Depuis que SCP Communication mène des études relatives à la lecture publique, c’est la première fois que nous rencontrons un réel effet d’éviction. En règle générale, la capitalisation des pratiques demeure encore le phénomène dominant qui fait qu’internet se place en complémentarité et non en concurrence avec les médiathèques. Certes, le phénomène existe en bibliothèque universitaire ; en effet, on observe que les fonds papier commencent à être moins utilisés que les ressources électroniques. Mais ce n’était pas le cas jusqu’à présent en bibliothèque municipale, au sein de laquelle la lecture de loisir ou l’emprunt de documents numériques pour son plaisir demeurent une posture majoritaire.

À Roubaix, la conjonction d’une population jeune, de pratiques d’internet régulières, et d’une médiathèque dont l’offre n’est plus en lien avec la réalité sociologique de ses publics, fait qu’internet devient une pratique culturelle alternative à la médiathèque et non complémentaire.

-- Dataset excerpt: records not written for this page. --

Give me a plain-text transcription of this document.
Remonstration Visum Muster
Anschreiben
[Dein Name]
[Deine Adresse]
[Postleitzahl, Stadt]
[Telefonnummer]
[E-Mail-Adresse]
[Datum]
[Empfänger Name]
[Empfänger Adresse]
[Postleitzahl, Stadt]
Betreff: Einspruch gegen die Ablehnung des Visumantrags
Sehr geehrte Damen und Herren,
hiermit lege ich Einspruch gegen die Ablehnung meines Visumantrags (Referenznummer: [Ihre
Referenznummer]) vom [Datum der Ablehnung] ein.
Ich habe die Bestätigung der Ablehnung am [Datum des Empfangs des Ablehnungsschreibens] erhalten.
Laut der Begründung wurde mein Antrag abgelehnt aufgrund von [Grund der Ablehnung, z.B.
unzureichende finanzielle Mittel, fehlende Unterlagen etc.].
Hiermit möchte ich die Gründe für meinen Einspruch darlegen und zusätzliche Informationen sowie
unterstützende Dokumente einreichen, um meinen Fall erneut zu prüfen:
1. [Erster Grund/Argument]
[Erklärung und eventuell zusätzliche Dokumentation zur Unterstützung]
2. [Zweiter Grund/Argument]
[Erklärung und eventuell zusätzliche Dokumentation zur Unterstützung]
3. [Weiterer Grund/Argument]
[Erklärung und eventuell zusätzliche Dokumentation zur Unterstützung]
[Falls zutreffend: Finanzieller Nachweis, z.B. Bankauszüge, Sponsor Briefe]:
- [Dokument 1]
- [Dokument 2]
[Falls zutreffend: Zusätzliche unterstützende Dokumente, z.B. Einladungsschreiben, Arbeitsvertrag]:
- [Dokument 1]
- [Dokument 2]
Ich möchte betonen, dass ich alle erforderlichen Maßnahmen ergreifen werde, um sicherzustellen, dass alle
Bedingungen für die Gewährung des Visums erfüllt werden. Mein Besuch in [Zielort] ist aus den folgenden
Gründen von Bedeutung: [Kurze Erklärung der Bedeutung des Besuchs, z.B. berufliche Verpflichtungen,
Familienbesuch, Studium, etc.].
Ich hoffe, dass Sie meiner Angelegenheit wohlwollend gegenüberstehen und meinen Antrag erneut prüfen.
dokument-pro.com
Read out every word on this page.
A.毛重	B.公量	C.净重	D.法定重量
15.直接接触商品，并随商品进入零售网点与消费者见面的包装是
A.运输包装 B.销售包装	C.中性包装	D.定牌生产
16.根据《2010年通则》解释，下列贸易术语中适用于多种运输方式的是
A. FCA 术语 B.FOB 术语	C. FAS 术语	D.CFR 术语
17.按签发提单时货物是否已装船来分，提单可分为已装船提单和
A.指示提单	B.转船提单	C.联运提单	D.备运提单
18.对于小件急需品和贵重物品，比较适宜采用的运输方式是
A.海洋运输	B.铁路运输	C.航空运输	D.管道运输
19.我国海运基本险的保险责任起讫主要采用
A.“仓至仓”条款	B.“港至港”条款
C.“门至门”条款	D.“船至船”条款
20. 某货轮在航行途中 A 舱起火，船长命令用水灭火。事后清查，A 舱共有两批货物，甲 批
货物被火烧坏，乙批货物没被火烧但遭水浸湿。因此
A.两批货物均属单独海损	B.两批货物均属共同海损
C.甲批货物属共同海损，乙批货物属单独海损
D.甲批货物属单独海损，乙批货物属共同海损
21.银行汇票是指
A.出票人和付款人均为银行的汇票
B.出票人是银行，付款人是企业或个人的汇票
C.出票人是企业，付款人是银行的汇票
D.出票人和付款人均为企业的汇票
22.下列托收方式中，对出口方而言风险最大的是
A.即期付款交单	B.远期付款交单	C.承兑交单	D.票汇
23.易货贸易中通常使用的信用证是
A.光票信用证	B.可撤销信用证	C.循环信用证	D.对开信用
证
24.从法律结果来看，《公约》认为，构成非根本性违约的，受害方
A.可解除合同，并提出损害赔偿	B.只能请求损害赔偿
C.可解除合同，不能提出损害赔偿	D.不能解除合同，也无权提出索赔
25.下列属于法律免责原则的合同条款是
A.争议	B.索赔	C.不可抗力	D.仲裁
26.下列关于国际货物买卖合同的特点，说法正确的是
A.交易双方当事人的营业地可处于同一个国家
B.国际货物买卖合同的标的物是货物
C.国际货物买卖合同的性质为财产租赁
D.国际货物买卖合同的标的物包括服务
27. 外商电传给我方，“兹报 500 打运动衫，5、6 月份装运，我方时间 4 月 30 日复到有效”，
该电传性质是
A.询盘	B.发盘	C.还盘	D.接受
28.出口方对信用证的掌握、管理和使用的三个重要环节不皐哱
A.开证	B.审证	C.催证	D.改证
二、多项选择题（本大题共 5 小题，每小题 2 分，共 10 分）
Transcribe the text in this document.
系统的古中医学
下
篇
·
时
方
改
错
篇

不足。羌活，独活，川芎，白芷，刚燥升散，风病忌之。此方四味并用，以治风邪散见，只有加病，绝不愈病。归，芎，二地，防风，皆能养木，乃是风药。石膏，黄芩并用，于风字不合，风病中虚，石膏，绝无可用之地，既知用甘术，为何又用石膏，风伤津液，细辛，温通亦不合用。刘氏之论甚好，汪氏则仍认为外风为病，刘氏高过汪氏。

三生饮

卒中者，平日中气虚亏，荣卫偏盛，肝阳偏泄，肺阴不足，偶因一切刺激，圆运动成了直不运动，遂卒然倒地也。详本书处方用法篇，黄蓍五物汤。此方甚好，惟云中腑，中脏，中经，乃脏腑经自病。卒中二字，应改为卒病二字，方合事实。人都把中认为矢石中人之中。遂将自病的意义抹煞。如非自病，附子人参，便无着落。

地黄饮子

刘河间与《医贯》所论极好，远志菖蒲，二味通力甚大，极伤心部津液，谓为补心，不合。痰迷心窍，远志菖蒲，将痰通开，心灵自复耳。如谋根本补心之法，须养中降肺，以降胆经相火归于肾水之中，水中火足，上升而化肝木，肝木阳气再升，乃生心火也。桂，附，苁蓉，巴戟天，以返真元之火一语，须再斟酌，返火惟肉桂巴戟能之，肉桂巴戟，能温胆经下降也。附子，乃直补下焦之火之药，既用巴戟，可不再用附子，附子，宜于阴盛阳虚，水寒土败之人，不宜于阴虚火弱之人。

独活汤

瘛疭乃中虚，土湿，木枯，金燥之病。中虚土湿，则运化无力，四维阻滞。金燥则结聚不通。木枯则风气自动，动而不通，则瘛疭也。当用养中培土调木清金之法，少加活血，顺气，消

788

L’enjeu va alors être de rendre de nouveau la médiathèque attractive, car internet ne peut pas remplacer le rôle de sélection des bibliothécaires et ne permet pas des découvertes aussi aisément qu’une médiathèque. Le sondage de SCP Communication montre que les jeunes qui ne vont pas en médiathèque ne sont pas pour autant dépourvus de pratiques culturelles. Cependant, celles-ci s’avèrent faibles et le risque de « communautarisation » au sens large du terme de ces pratiques, au cours desquelles on va télécharger, écouter, regarder ce que l’on connaît déjà, est réel. De surcroît, la sociabilité physique d’une médiathèque ne peut pas être remplacée par la toile. Pour toutes ces raisons, la médiathèque de Roubaix se doit d’évoluer afin que le public roubaisien pense de nouveau à cet équipement.

 

*. Voir aussi, dans ce numéro, l’article de Clotilde Deparday, « Et maintenant, que vais-je faire ? De l’étude de public au projet d’établissement : la médiathèque de Roubaix ».